P.S.I. reports are provided for in Fla.R.Cr.P. 3.710. Rule 3.710 vests the trial court with the discretionary power to request a P.S.I. report in cases wherein the trial court possessed discretion as to the imposition of sentence. Section 921.141, Florida Statutes, vests the trial court with the limited discretion to impose either the death penalty or life imprisonment even if the jury recommends to the contrary. Thus, the discretionary nature of Section 921.141 brings it within the ambit of Rule 3.710.

The position taken by the majority, in its reliance on Thompson, suggesting that there is no sentencing discretion left in the trial judge raises serious questions concerning the constitutionality of our present statute. *8 Woodson v.
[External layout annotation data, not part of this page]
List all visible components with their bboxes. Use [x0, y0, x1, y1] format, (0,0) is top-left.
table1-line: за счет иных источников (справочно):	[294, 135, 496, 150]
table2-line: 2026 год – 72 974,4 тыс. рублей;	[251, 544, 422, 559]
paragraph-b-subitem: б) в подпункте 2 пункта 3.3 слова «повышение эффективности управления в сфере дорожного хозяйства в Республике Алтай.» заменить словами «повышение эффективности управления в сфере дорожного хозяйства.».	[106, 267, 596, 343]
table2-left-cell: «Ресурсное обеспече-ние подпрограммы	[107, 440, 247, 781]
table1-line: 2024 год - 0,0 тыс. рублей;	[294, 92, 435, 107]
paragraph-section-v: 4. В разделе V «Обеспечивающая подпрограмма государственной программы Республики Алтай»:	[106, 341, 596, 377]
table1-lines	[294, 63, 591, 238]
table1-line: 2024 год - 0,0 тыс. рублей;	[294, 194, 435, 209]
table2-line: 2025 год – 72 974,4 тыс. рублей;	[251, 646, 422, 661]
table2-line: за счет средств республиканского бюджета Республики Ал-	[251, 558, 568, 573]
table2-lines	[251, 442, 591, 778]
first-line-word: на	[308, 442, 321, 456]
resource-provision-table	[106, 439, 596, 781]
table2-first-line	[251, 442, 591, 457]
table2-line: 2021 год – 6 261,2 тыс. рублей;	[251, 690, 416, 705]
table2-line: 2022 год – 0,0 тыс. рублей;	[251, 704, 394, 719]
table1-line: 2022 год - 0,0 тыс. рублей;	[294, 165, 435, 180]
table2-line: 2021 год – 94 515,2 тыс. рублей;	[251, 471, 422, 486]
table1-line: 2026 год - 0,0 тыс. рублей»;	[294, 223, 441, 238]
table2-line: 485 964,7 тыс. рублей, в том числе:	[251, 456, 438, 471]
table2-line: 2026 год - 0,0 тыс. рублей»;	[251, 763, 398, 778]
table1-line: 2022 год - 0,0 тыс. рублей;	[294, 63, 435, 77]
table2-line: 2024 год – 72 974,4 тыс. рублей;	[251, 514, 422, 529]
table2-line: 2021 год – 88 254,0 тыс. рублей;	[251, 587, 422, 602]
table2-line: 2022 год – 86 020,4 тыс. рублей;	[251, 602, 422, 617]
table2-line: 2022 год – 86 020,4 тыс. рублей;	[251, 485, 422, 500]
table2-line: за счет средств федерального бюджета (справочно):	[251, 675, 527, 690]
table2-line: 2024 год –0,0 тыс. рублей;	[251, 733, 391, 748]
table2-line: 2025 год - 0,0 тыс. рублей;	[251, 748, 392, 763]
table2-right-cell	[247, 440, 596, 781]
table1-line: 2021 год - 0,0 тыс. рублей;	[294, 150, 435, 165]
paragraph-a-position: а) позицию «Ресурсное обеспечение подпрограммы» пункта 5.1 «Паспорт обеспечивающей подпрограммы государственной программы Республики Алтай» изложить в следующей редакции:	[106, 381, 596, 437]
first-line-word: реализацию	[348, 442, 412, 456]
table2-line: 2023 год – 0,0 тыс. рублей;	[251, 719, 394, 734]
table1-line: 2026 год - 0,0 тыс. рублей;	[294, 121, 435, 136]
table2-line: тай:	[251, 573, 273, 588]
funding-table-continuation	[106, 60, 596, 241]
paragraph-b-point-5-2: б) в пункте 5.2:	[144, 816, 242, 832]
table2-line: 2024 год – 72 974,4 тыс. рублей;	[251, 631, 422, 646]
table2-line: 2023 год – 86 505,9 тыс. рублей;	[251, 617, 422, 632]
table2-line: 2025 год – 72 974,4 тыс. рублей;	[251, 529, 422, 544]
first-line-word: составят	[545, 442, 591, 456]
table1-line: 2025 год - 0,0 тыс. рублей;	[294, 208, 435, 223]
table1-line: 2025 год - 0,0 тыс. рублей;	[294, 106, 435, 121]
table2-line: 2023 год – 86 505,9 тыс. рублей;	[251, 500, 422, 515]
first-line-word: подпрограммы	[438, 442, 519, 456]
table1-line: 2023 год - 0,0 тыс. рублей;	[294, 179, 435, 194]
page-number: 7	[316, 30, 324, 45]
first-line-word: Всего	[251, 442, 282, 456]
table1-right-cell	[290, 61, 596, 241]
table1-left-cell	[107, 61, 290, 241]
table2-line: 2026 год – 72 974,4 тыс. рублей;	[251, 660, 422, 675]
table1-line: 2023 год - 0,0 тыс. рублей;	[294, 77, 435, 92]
North Carolina, 428 U.S. 280, 96 S. Ct. 2978, 49 L. Ed. 2d 944 (1976). Thompson should be overruled, not followed, in order to prevent any doubt as to the constitutionality of our statute.

In imposing sentence in a capital case, the fundamental respect of humanity underlying the Eighth Amendment requires the trial judge to take into consideration the character and record of the defendant as well as the offense for which he was convicted. Woodson v. North Carolina, supra. Practically speaking, at a time when state attorneys are seeking the means to pay witness fees for witnesses to travel from one county to another where there has been a change of venue, when public defenders are hard pressed to get funds for depositions, it is unrealistic to believe that a defendant facing sentence without the benefit of presentence investigation reports will be able to present to the sentencing judge out of state school reports, health records, or other favorable information regarding his character and record.

The rule as construed by the majority requires a presentence investigation report for all offenders under 18 years of age or convicted of a first felony offense, except those convicted of first degree murder. If presentence investigation reports are to be mandatory for anyone, surely they should be mandatory where one faces the ultimate penalty.


[1] Even the trial judge had second thoughts about the "substantial impairment" circumstance. See Finding No. 4, p. 3, of the majority opinion.

[*] Section 921.141, Fla. Stat. (1971) states in pertinent part:

(1) Recommendation to mercy. A defendant found guilty by a jury of an offense punishable by death shall be sentenced to death unless the verdict includes a recommendation to mercy by the jury. When the verdict includes a recommendation to mercy by the jury, the court shall sentence the defendant to life imprisonment.